Jazz is a musical form, often involving improvisation, that developed in the United States in the early 20th century. It is a fusion of African rhythms, European harmonic structure, and other musical influences. New Orleans, near the mouth of the Mississippi River, played a key role in the development of jazz. The city's diverse population of African Americans, French, Caribbean, Italian, German, Mexican, American Indian, and English ancestry interacted with each other and created a unique musical environment.
African American musical traditions mixed with others and jazz gradually emerged from a mix of ragtime, marches, blues and other types of music. Initially, jazz was mostly for dancing. Later on, people began to sit and listen to jazz performances. The evolution of jazz was led by a series of brilliant musicians such as Louis Armstrong, Duke Ellington, Charlie Parker and Miles Davis.
Jazz developed a number of different styles including traditional jazz, swing, bebop, fresh jazz and jazz rock. Where did jazz originate from? Jazz originated in New Orleans in the second half of the 19th century. The city was a port city with people coming from all over the world who socialized and shared their music. African slaves were even allowed to own drums which added to the mix of musical influences. Jazz is characterized by syncopated rhythms, polyphonic ensembles, varying degrees of improvisation, often deliberate deviations in tone and the use of original timbres. In 2001, the documentary Jazz by Ken Burns premiered on PBS with Wynton Marsalis and other experts reviewing the entire history of American jazz up to that point.
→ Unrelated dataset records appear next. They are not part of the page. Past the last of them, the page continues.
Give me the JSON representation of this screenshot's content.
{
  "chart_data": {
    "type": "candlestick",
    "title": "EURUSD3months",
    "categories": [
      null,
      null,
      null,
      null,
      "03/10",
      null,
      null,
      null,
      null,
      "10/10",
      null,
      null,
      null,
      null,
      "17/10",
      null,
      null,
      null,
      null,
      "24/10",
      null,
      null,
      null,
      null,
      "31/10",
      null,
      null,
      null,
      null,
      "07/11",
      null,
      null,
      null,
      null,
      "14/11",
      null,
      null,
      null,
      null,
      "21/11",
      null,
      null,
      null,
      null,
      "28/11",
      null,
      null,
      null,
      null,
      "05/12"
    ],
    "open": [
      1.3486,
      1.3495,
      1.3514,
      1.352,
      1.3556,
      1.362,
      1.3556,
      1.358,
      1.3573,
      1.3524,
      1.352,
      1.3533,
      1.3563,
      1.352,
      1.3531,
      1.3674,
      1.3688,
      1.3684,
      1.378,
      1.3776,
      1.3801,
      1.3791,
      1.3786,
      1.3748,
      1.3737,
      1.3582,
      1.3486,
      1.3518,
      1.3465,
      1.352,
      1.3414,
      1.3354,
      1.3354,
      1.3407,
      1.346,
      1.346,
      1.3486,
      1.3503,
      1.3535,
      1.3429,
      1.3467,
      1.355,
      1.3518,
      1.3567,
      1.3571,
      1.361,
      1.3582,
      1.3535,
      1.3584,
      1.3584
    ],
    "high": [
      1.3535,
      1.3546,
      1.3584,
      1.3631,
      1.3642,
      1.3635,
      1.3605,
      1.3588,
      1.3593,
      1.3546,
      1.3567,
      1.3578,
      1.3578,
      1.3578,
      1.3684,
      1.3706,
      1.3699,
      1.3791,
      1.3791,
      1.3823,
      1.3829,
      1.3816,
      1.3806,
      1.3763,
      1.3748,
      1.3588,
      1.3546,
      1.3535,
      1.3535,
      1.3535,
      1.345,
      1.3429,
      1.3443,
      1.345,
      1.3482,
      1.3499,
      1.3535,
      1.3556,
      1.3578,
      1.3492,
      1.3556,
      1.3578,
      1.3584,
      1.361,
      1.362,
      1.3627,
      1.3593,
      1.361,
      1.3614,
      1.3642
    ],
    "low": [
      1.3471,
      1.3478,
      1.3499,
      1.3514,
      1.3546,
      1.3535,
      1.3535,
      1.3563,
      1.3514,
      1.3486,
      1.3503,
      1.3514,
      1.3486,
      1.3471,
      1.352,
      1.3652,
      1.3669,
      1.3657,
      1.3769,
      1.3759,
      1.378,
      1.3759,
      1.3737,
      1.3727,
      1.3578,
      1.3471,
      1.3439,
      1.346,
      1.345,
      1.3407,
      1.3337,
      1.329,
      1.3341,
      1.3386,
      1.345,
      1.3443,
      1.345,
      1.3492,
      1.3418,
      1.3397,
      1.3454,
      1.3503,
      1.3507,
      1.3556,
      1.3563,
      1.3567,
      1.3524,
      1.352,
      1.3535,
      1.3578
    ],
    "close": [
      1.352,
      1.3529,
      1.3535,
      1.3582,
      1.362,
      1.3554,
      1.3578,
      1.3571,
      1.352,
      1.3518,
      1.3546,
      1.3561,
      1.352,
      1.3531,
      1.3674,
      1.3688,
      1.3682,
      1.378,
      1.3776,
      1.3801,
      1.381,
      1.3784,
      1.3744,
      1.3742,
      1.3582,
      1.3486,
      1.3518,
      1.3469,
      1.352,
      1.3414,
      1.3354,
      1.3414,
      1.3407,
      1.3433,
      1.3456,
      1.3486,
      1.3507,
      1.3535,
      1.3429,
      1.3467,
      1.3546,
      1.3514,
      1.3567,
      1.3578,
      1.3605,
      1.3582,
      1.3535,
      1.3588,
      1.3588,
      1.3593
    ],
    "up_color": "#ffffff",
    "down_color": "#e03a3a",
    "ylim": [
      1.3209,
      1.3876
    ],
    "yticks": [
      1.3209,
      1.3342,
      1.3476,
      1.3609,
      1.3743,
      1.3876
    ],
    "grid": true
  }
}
Jazz musicians like to play their songs in their own different styles so you can listen to a dozen different jazz recordings of the same song but each one will sound different. The most prominent in the beginning of the sacred jazz-movement were pianist and composer Mary Lou Williams known for her jazz masses in the 1950s and Duke Ellington. At this point jazz from the 20s and 30s was already beginning to give way to the Big Band era although musicians such as Ellington and Armstrong would continue to develop jazzy until their death. Acid jazz often contains several types of electronic composition but it is just as likely to be played live by musicians who often show the interpretation of jazz as part of their performance. Since only a limited number of American jazz records were released in Europe European jazz has many of its roots in American artists such as James Reese Europe Paul Whiteman and Lonnie Johnson who visited Europe during and after the First World War. In the early 1980s a commercial form of jazz fusion called smooth jazz succeeded garnering significant radio coverage. In the 1980s in addition to Wynton and Branford Marsalis pianists such as Donald Brown Mulgrew Miller and later Benny Green bassists such as Charles Fambrough Lonnie Plaxico (and later Peter Washington and Essiet Essiet) trumpeters such as Bill Pierce Donald Harrison and later Javon Jackson and Terence Blanchard emerged as talented jazz musicians all of whom made important contributions in the 1990s and 2000s. Contemporaries of the young Jazz Messengers including Roy Hargrove Marcus Roberts Wallace Roney and Mark Whitfield were also influenced by Wynton Marsalis' emphasis on jazz tradition.
But critic Joachim-Ernst Berendt argues that his terms of reference and definition should be broader defining jazz as a form of artistic music that originated in the United States through the confrontation of blacks with European music. The jazz era culminated with the historic Benny Goodman concert of 1938 at Carnegie Hall which brought together musicians of various ethnicities to play jazz inside this sacred hall. It ranges from the combination of live instrumentation with the rhythms of house jazz (as exemplified by St Germain Jazzanova and Fila Brazillia) to improvised jazz more based on bands with electronic elements (for example The Cinematic Orchestra Kobol and the future Norwegian jazzstyle initiated by Bugge Wesseltoft Jaga Jazzist and Nils Petter Molvær). Pianist Brad Mehldau and The Bad Plus have explored contemporary rock music in the context of the traditional jazz acoustic piano trio recording instrumental jazz versions of songs by rock musicians. Others say it happened in 1917 when Nick LaRocca and his Original Dixieland Jazz Band recorded the first jazz album Livery Stable Blues. Handy's musical career began in the pre-jazz era and contributed to the codification of jazz through the publication of some of the first jazz scores.